Audience Theory Flashcards
1
Q
What is Albert Bandura’s Media Effects theory?
A
- the idea that the media can implant ideas in the mind of the audience directly
- the idea that audiences acquire attitudes, emotional responses and new styles of conduct through modelling
- the idea that media representations of transgressive behaviour, such as violence or physical aggression, can lead audience members to imitate those forms of behaviour.
2
Q
What is George Gerbner’s Cultivation theory?
A
- the idea that exposure to repeated patterns of representation over long periods of time
can shape and influence the way in which people perceive the world around them (i.e.
cultivating particular views and opinions) - the idea that cultivation reinforces mainstream values (dominant ideologies).
3
Q
What is Stuart Hall’s Reception theory?
A
- the idea that communication is a process involving encoding by producers and decoding by audiences
- the idea that there are three hypothetical positions from which messages and meanings may be decoded:
o the dominant-hegemonic position: the encoder’s intended meaning (the preferred reading) is fully understood and accepted
o the negotiated position: the legitimacy of the encoder’s message is acknowledged in general terms, although the message is adapted or negotiated to better fit the decoder’s own individual experiences or context
o the oppositional position: the encoder’s message is understood, but the decoder disagrees with it, reading it in a contrary or oppositional way.
4
Q
What is Henry Jenkin’s Fandom theory?
A
- the idea that fans are active participants in the construction and circulation of textual meanings
- the idea that fans appropriate texts and read them in ways that are not fully authorised the media producers (‘textual poaching’)
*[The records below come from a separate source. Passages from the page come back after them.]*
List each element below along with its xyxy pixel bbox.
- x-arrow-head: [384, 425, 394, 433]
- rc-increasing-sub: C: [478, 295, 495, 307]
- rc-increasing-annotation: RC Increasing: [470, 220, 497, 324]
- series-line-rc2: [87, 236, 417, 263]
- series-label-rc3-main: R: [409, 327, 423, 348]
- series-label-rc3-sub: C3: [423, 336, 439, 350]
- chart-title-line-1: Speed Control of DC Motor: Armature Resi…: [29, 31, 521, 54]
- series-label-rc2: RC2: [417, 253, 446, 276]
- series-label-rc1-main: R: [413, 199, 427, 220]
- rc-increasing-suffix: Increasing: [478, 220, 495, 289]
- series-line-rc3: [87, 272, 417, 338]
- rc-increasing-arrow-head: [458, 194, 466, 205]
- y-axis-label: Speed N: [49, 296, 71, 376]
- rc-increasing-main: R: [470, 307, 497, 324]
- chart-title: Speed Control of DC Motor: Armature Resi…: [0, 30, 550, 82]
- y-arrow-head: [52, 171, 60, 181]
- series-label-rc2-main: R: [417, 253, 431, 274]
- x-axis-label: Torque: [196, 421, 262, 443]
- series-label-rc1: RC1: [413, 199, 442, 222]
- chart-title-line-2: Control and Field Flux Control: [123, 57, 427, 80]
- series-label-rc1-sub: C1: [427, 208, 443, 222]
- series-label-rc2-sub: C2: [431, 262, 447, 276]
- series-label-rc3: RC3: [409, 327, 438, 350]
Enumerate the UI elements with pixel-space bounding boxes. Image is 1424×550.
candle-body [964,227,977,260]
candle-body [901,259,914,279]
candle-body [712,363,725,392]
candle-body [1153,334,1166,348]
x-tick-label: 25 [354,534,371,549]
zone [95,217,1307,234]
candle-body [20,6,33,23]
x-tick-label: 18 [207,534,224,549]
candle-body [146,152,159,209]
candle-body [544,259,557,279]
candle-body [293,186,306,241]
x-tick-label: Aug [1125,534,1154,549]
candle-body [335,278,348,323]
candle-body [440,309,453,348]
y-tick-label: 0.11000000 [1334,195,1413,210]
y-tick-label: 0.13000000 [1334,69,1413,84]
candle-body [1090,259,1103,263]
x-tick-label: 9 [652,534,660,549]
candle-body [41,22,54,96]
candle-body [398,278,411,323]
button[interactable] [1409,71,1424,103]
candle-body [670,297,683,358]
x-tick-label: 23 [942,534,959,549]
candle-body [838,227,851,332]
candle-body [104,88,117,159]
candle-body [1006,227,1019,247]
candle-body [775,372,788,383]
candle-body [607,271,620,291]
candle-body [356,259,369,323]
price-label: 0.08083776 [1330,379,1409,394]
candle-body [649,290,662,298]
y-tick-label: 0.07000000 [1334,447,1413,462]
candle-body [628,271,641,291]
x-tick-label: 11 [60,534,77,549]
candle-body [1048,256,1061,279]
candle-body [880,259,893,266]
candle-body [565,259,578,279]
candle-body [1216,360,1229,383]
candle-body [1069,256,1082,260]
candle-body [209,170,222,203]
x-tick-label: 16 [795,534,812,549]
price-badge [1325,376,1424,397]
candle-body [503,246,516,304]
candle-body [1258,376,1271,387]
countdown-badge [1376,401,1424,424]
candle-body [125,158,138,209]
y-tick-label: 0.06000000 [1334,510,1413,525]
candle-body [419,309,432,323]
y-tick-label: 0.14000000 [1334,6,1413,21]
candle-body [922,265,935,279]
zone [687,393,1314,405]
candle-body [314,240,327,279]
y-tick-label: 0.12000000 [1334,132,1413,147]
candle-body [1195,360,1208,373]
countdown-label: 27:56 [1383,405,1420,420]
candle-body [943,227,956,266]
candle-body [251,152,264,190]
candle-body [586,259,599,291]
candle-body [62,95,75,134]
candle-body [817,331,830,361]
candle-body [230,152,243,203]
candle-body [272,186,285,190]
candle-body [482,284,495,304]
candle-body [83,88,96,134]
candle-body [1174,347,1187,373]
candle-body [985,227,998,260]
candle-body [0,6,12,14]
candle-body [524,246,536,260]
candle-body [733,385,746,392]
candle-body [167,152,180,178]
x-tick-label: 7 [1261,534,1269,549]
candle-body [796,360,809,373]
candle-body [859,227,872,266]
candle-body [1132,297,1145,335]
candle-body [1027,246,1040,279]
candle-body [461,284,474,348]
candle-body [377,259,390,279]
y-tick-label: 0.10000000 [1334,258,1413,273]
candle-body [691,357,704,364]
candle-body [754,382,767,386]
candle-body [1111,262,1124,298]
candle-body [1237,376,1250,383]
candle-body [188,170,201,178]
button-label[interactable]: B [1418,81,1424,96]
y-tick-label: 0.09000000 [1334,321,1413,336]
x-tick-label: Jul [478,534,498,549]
- the idea that fans construct their social and cultural identities through borrowing and inflecting mass culture images, and are part of a participatory culture that has a vital social dimension.
5
Q
What is Clay Shirky’s End of Audience theory?
A
- the idea that the Internet and digital technologies have had a profound effect on the relations between media and individuals
- the idea that the conceptualisation of audience members as passive consumers of mass media content is no longer tenable in the age of the Internet, as media consumers have now become producers who ‘speak back to’ the media in various ways, as well as
creating and sharing content with one another.